🤖 AI Summary
This work addresses the lack of theoretical foundations in purely data-driven approaches for smoothing and forecasting in dynamical systems. It establishes, for the first time, a universal approximation theorem tailored to such tasks, rigorously proving the existence and approximability of the underlying operator mappings learned from data. By introducing a continuous-time neural operator architecture and integrating analyses of mapping existence with investigations into operator model properties, the study constructs a comprehensive theoretical framework.

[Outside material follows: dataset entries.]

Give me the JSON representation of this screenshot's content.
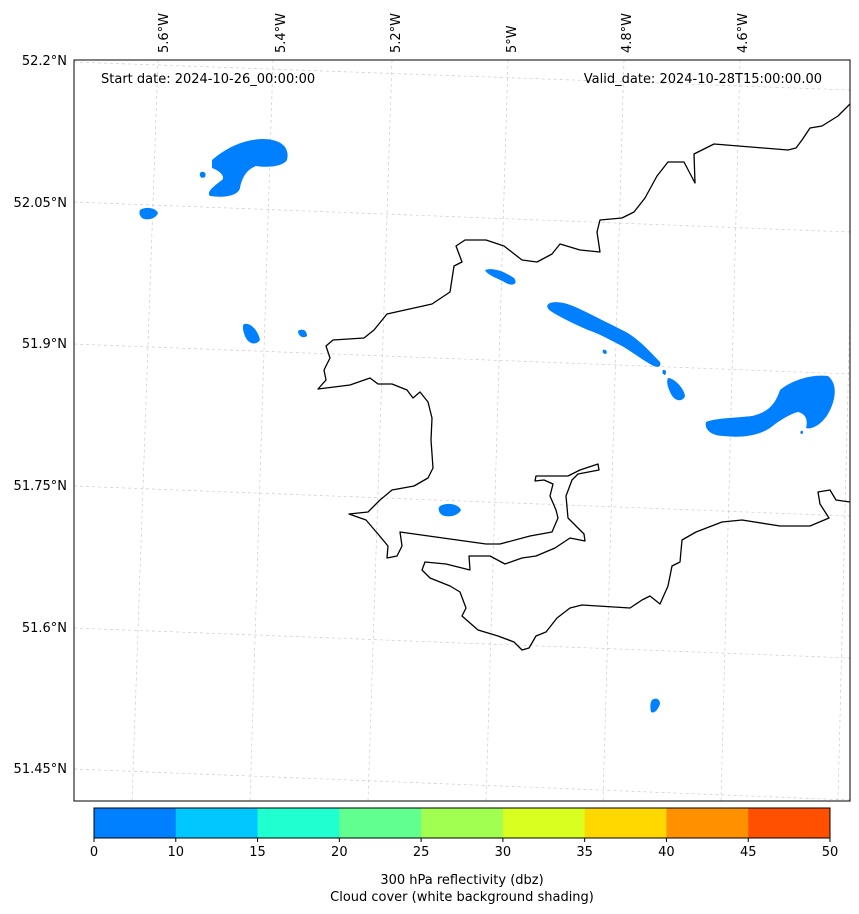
{
  "map": {
    "start_date": "Start date: 2024-10-26_00:00:00",
    "valid_date": "Valid_date: 2024-10-28T15:00:00.00",
    "lon_labels": [
      "5.6°W",
      "5.4°W",
      "5.2°W",
      "5°W",
      "4.8°W",
      "4.6°W"
    ],
    "lat_labels": [
      "52.2°N",
      "52.05°N",
      "51.9°N",
      "51.75°N",
      "51.6°N",
      "51.45°N"
    ],
    "gridlines": true,
    "reflectivity_color": "#0080ff",
    "coastline_color": "#000000"
  },
  "colorbar": {
    "ticks": [
      "0",
      "10",
      "15",
      "20",
      "25",
      "30",
      "35",
      "40",
      "45",
      "50"
    ],
    "colors": [
      "#0080ff",
      "#00c8ff",
      "#20ffd0",
      "#60ff90",
      "#a0ff50",
      "#d8ff20",
      "#ffd800",
      "#ff9000",
      "#ff5000"
    ],
    "title_line1": "300 hPa reflectivity (dbz)",
    "title_line2": "Cloud cover (white background shading)"
  }
}
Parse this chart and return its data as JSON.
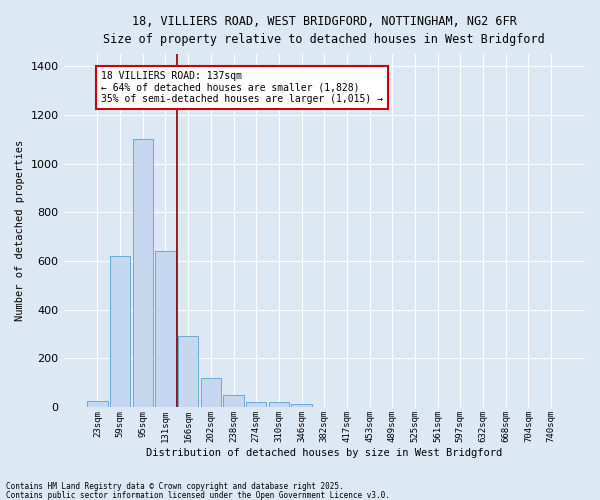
{
  "title_line1": "18, VILLIERS ROAD, WEST BRIDGFORD, NOTTINGHAM, NG2 6FR",
  "title_line2": "Size of property relative to detached houses in West Bridgford",
  "xlabel": "Distribution of detached houses by size in West Bridgford",
  "ylabel": "Number of detached properties",
  "categories": [
    "23sqm",
    "59sqm",
    "95sqm",
    "131sqm",
    "166sqm",
    "202sqm",
    "238sqm",
    "274sqm",
    "310sqm",
    "346sqm",
    "382sqm",
    "417sqm",
    "453sqm",
    "489sqm",
    "525sqm",
    "561sqm",
    "597sqm",
    "632sqm",
    "668sqm",
    "704sqm",
    "740sqm"
  ],
  "values": [
    25,
    620,
    1100,
    640,
    290,
    120,
    48,
    20,
    20,
    12,
    0,
    0,
    0,
    0,
    0,
    0,
    0,
    0,
    0,
    0,
    0
  ],
  "bar_color": "#c5d8f0",
  "bar_edge_color": "#6aaad4",
  "bg_color": "#dde8f5",
  "grid_color": "#ffffff",
  "vline_x_idx": 3,
  "vline_color": "#8b0000",
  "annotation_text": "18 VILLIERS ROAD: 137sqm\n← 64% of detached houses are smaller (1,828)\n35% of semi-detached houses are larger (1,015) →",
  "annotation_box_color": "white",
  "annotation_box_edge": "#cc0000",
  "ylim": [
    0,
    1450
  ],
  "yticks": [
    0,
    200,
    400,
    600,
    800,
    1000,
    1200,
    1400
  ],
  "footnote1": "Contains HM Land Registry data © Crown copyright and database right 2025.",
  "footnote2": "Contains public sector information licensed under the Open Government Licence v3.0."
}
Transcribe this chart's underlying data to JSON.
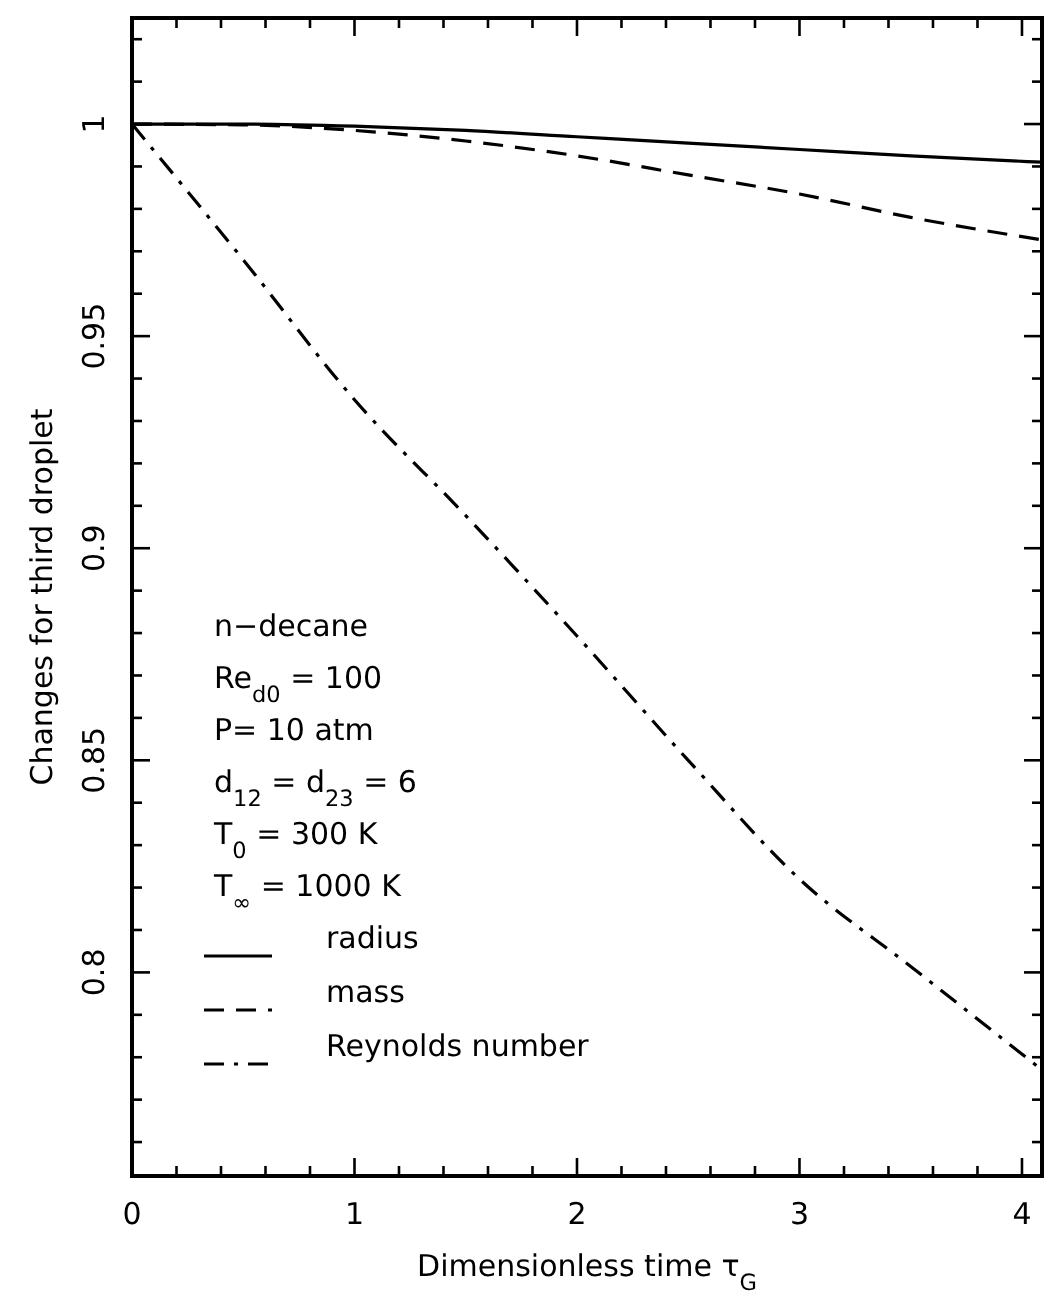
{
  "chart_data": {
    "type": "line",
    "xlabel": "Dimensionless time τ$_{G}$",
    "ylabel": "Changes for third droplet",
    "xlim": [
      0,
      4.09
    ],
    "ylim": [
      0.752,
      1.025
    ],
    "xticks": [
      0,
      {
        "value": 0.2,
        "label": null
      },
      {
        "value": 0.4,
        "label": null
      },
      {
        "value": 0.6,
        "label": null
      },
      {
        "value": 0.8,
        "label": null
      },
      1,
      {
        "value": 1.2,
        "label": null
      },
      {
        "value": 1.4,
        "label": null
      },
      {
        "value": 1.6,
        "label": null
      },
      {
        "value": 1.8,
        "label": null
      },
      2,
      {
        "value": 2.2,
        "label": null
      },
      {
        "value": 2.4,
        "label": null
      },
      {
        "value": 2.6,
        "label": null
      },
      {
        "value": 2.8,
        "label": null
      },
      3,
      {
        "value": 3.2,
        "label": null
      },
      {
        "value": 3.4,
        "label": null
      },
      {
        "value": 3.6,
        "label": null
      },
      {
        "value": 3.8,
        "label": null
      },
      4
    ],
    "yticks": [
      {
        "value": 0.76,
        "label": null
      },
      {
        "value": 0.77,
        "label": null
      },
      {
        "value": 0.78,
        "label": null
      },
      {
        "value": 0.79,
        "label": null
      },
      0.8,
      {
        "value": 0.81,
        "label": null
      },
      {
        "value": 0.82,
        "label": null
      },
      {
        "value": 0.83,
        "label": null
      },
      {
        "value": 0.84,
        "label": null
      },
      0.85,
      {
        "value": 0.86,
        "label": null
      },
      {
        "value": 0.87,
        "label": null
      },
      {
        "value": 0.88,
        "label": null
      },
      {
        "value": 0.89,
        "label": null
      },
      0.9,
      {
        "value": 0.91,
        "label": null
      },
      {
        "value": 0.92,
        "label": null
      },
      {
        "value": 0.93,
        "label": null
      },
      {
        "value": 0.94,
        "label": null
      },
      0.95,
      {
        "value": 0.96,
        "label": null
      },
      {
        "value": 0.97,
        "label": null
      },
      {
        "value": 0.98,
        "label": null
      },
      {
        "value": 0.99,
        "label": null
      },
      1,
      {
        "value": 1.01,
        "label": null
      },
      {
        "value": 1.02,
        "label": null
      }
    ],
    "x": [
      0,
      0.5,
      1,
      1.5,
      2,
      2.5,
      3,
      3.5,
      4.09
    ],
    "series": [
      {
        "name": "radius",
        "color": "#000000",
        "line_style": "solid",
        "values": [
          1,
          1,
          0.9995,
          0.9985,
          0.997,
          0.9955,
          0.994,
          0.9925,
          0.991
        ]
      },
      {
        "name": "mass",
        "color": "#000000",
        "line_style": "dashed",
        "values": [
          1,
          0.9998,
          0.9985,
          0.996,
          0.9925,
          0.988,
          0.9835,
          0.978,
          0.9727
        ]
      },
      {
        "name": "Reynolds number",
        "color": "#000000",
        "line_style": "dashdot",
        "values": [
          1,
          0.968,
          0.935,
          0.9077,
          0.8793,
          0.85,
          0.822,
          0.8014,
          0.777
        ]
      }
    ],
    "annotations": [
      "n−decane",
      "Re$_{d0}$ = 100",
      "P= 10 atm",
      "d$_{12}$ = d$_{23}$ = 6",
      "T$_{0}$ = 300 K",
      "T$_{∞}$ = 1000 K"
    ],
    "legend": "bottom left",
    "grid": false
  }
}
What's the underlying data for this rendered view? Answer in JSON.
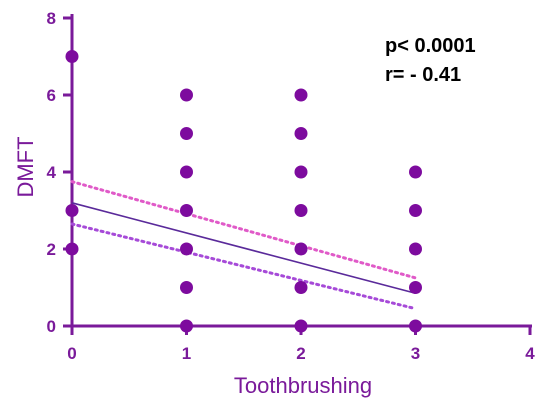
{
  "chart_data": {
    "type": "scatter",
    "title": "",
    "xlabel": "Toothbrushing",
    "ylabel": "DMFT",
    "xlim": [
      0,
      4
    ],
    "ylim": [
      0,
      8
    ],
    "xticks": [
      0,
      1,
      2,
      3,
      4
    ],
    "yticks": [
      0,
      2,
      4,
      6,
      8
    ],
    "grid": false,
    "points": [
      {
        "x": 0,
        "y": 7
      },
      {
        "x": 0,
        "y": 3
      },
      {
        "x": 0,
        "y": 2
      },
      {
        "x": 1,
        "y": 6
      },
      {
        "x": 1,
        "y": 5
      },
      {
        "x": 1,
        "y": 4
      },
      {
        "x": 1,
        "y": 3
      },
      {
        "x": 1,
        "y": 2
      },
      {
        "x": 1,
        "y": 1
      },
      {
        "x": 1,
        "y": 0
      },
      {
        "x": 2,
        "y": 6
      },
      {
        "x": 2,
        "y": 5
      },
      {
        "x": 2,
        "y": 4
      },
      {
        "x": 2,
        "y": 3
      },
      {
        "x": 2,
        "y": 2
      },
      {
        "x": 2,
        "y": 1
      },
      {
        "x": 2,
        "y": 0
      },
      {
        "x": 3,
        "y": 4
      },
      {
        "x": 3,
        "y": 3
      },
      {
        "x": 3,
        "y": 2
      },
      {
        "x": 3,
        "y": 1
      },
      {
        "x": 3,
        "y": 0
      }
    ],
    "regression": {
      "x": [
        0,
        3
      ],
      "y": [
        3.2,
        0.85
      ]
    },
    "ci_upper": {
      "x": [
        0,
        3
      ],
      "y": [
        3.75,
        1.25
      ]
    },
    "ci_lower": {
      "x": [
        0,
        3
      ],
      "y": [
        2.65,
        0.45
      ]
    },
    "annotations": [
      "p< 0.0001",
      "r= - 0.41"
    ],
    "colors": {
      "axis": "#7a1a9a",
      "point": "#7d0b9e",
      "line": "#5a2a9a",
      "ci_upper": "#e05ac8",
      "ci_lower": "#a64ad8",
      "annotation": "#000000"
    }
  }
}
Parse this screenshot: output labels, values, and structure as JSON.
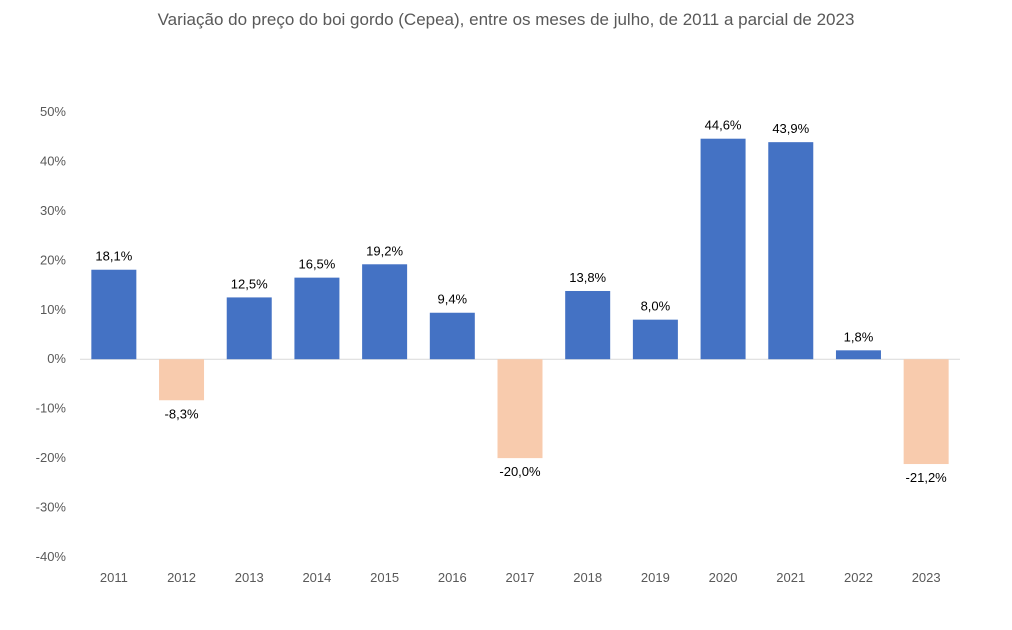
{
  "chart_data": {
    "type": "bar",
    "title": "Variação do preço do boi gordo (Cepea), entre os meses de julho, de 2011 a parcial de 2023",
    "xlabel": "",
    "ylabel": "",
    "categories": [
      "2011",
      "2012",
      "2013",
      "2014",
      "2015",
      "2016",
      "2017",
      "2018",
      "2019",
      "2020",
      "2021",
      "2022",
      "2023"
    ],
    "values": [
      18.1,
      -8.3,
      12.5,
      16.5,
      19.2,
      9.4,
      -20.0,
      13.8,
      8.0,
      44.6,
      43.9,
      1.8,
      -21.2
    ],
    "data_labels": [
      "18,1%",
      "-8,3%",
      "12,5%",
      "16,5%",
      "19,2%",
      "9,4%",
      "-20,0%",
      "13,8%",
      "8,0%",
      "44,6%",
      "43,9%",
      "1,8%",
      "-21,2%"
    ],
    "ylim": [
      -40,
      50
    ],
    "yticks": [
      50,
      40,
      30,
      20,
      10,
      0,
      -10,
      -20,
      -30,
      -40
    ],
    "ytick_labels": [
      "50%",
      "40%",
      "30%",
      "20%",
      "10%",
      "0%",
      "-10%",
      "-20%",
      "-30%",
      "-40%"
    ],
    "grid": false,
    "legend": "none",
    "colors": {
      "positive": "#4472C4",
      "negative": "#F8CBAD",
      "axis": "#D9D9D9",
      "text": "#595959"
    }
  }
}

Experimental validation on canonical dynamical systems—including Lorenz '63, Lorenz '96, and Kuramoto–Sivashinsky—demonstrates the efficacy of the theoretical results, thereby providing a solid theoretical foundation for data-driven modeling of dynamical systems.
📝 Abstract
Machine learning has opened new frontiers in purely data-driven algorithms for data assimilation in, and for forecasting of, dynamical systems; the resulting methods are showing some promise. However, in contrast to model-driven algorithms, analysis of these data-driven methods is poorly developed. In this paper we address this issue, developing a theory to underpin data-driven methods to solve smoothing problems arising in data assimilation and forecasting problems. The theoretical framework relies on two key components: (i) establishing the existence of the mapping to be learned; (ii) the properties of the operator learning architecture used to approximate this mapping. By studying these two components in conjunction, we establish the first universal approximation theorem for purely data-driven algorithms for both smoothing and forecasting of dynamical systems. We work in the continuous time setting, hence deploying neural operator architectures. The theoretical results are illustrated with experiments studying the Lorenz `63, Lorenz `96 and Kuramoto-Sivashinsky dynamical systems.